I’m unsure we’ll attempt other structures here to form it work any better. For our map sizes, they’ve all failed, including some outside attempts. Of course, it'd be possible with a very concerted effort, and I’ve seen other games that have managed, for instance, some rectangular overlays then forth that appear promising, but I’m unsure how volatile or large their maps were.

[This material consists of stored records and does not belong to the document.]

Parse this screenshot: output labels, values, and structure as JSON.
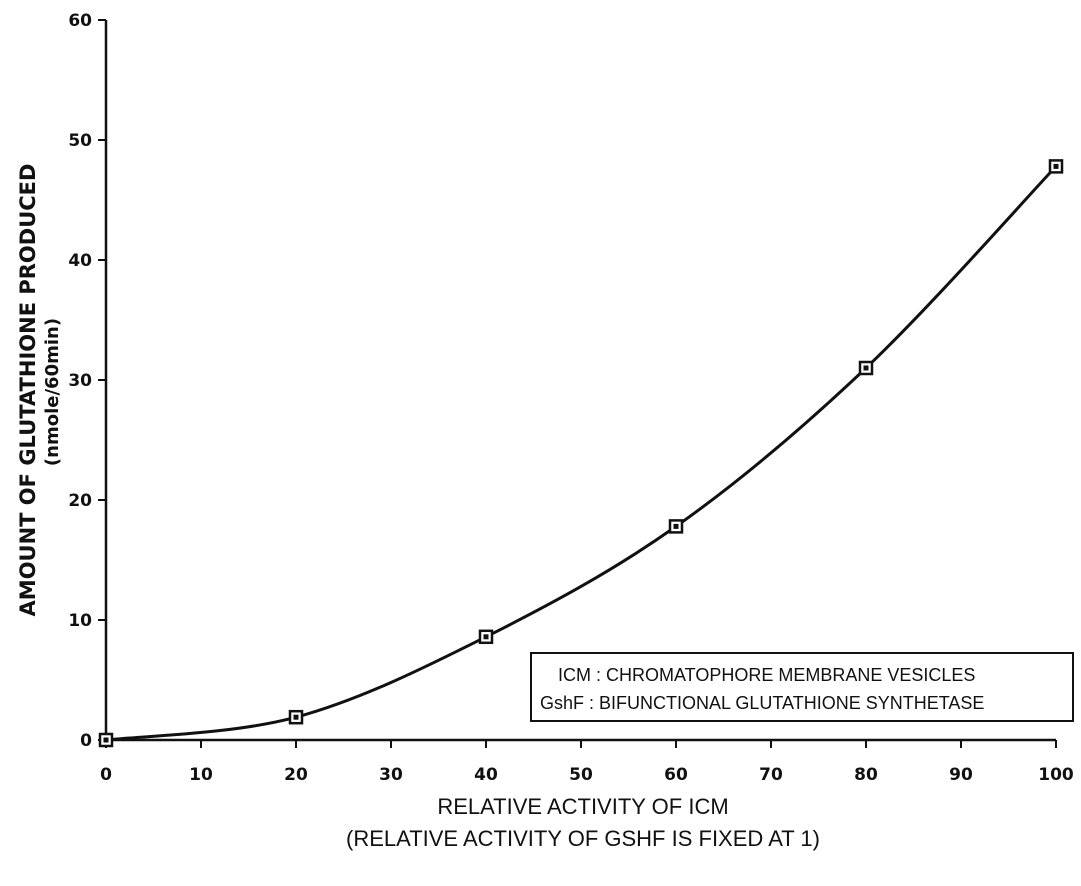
{
  "chart_data": {
    "type": "line",
    "title": "",
    "xlabel": "RELATIVE ACTIVITY OF ICM",
    "xlabel_sub": "(RELATIVE ACTIVITY OF GSHF IS FIXED AT 1)",
    "ylabel": "AMOUNT OF GLUTATHIONE PRODUCED",
    "ylabel_unit": "(nmole/60min)",
    "xlim": [
      0,
      100
    ],
    "ylim": [
      0,
      60
    ],
    "xticks": [
      0,
      10,
      20,
      30,
      40,
      50,
      60,
      70,
      80,
      90,
      100
    ],
    "yticks": [
      0,
      10,
      20,
      30,
      40,
      50,
      60
    ],
    "grid": false,
    "marker": "square",
    "series": [
      {
        "x": [
          0,
          20,
          40,
          60,
          80,
          100
        ],
        "values": [
          0,
          1.9,
          8.6,
          17.8,
          31.0,
          47.8
        ]
      }
    ],
    "legend_placement": "bottom-right",
    "annotation": [
      "ICM : CHROMATOPHORE MEMBRANE VESICLES",
      "GshF : BIFUNCTIONAL GLUTATHIONE SYNTHETASE"
    ]
  }
}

The most simple idea would just be something like adding a replacement index for fliers, but that’s an outsized memory and speed hit, since we’d got to maintain two indices directly , and one is bad enough. More specific overlays can track their pathing properties (and then you path through the overlays rather than the tiles), but they're hard and slow to take care of because the map changes. There are various other ideas floating around, like tracking stairs, or performing some limited path caching, and there are probably some gains to be made there. We are certainly at the sting of what we will currently support in terms of agents and map complexity, so something’ll need to give if we would like to urge more out of it.
Q: thereon note, you’re simulating tons of things all at once—how does one manage numerous numerous actors asynchronously (or do you)?
A: If we’re talking about asynchronous as in multithreading, then no, we don’t do any of that, apart from the graphical display itself. There’s tons of promise here, even with microthreading, which the community has helped me out with, but I haven’t had time to dive into. I don’t have any experience and it’s a bug-prone thing.
Q: have you ever tried other projects/technologies alongside DF?
A: Sure! The side project folder that’s migrated between computers for the last ten years approximately has about 90 projects in it. a number of them lasted for days, some for multiple years. they're mostly other games, nearly always in other genres, but there also are a couple of DF helper projects, just like the myth generator prototype. Nothing on the brink of seeing the sunshine of day, but it’s fun to fiddle .
Q: together with your ~90 side projects, have you ever explored the other programming languages? If so, any favorites?
A: Ha ha, nope! I’m more of a noodler over on the planning side, instead of with the tech. I’m sure some things would really speed up the belief of my designs though, so I should probably a minimum of learn some scripting and fiddle with threading more. People have even been kind enough to provide some libraries and things to assist out there, but it’s just difficult to dam side project outing for tech learning when my side project time is for relaxing.
Q: you've got the foremost interesting release notes. What’s your favorite bug and what caused it?
A: It’s probably boring on behalf of me to mention , but I just can’t beat the drunken cat bug. There’ve been a couple of videos made about it by now . That was the one where the cats were exposure dead everywhere the tavern floor, and it clothed they were ingesting spilled alcohol once they cleaned their paws. One number was off within the ingest-while-cleaning code, and it sent them through all the symptoms of alcohol poisoning (which we added once we dressed venomous creatures.)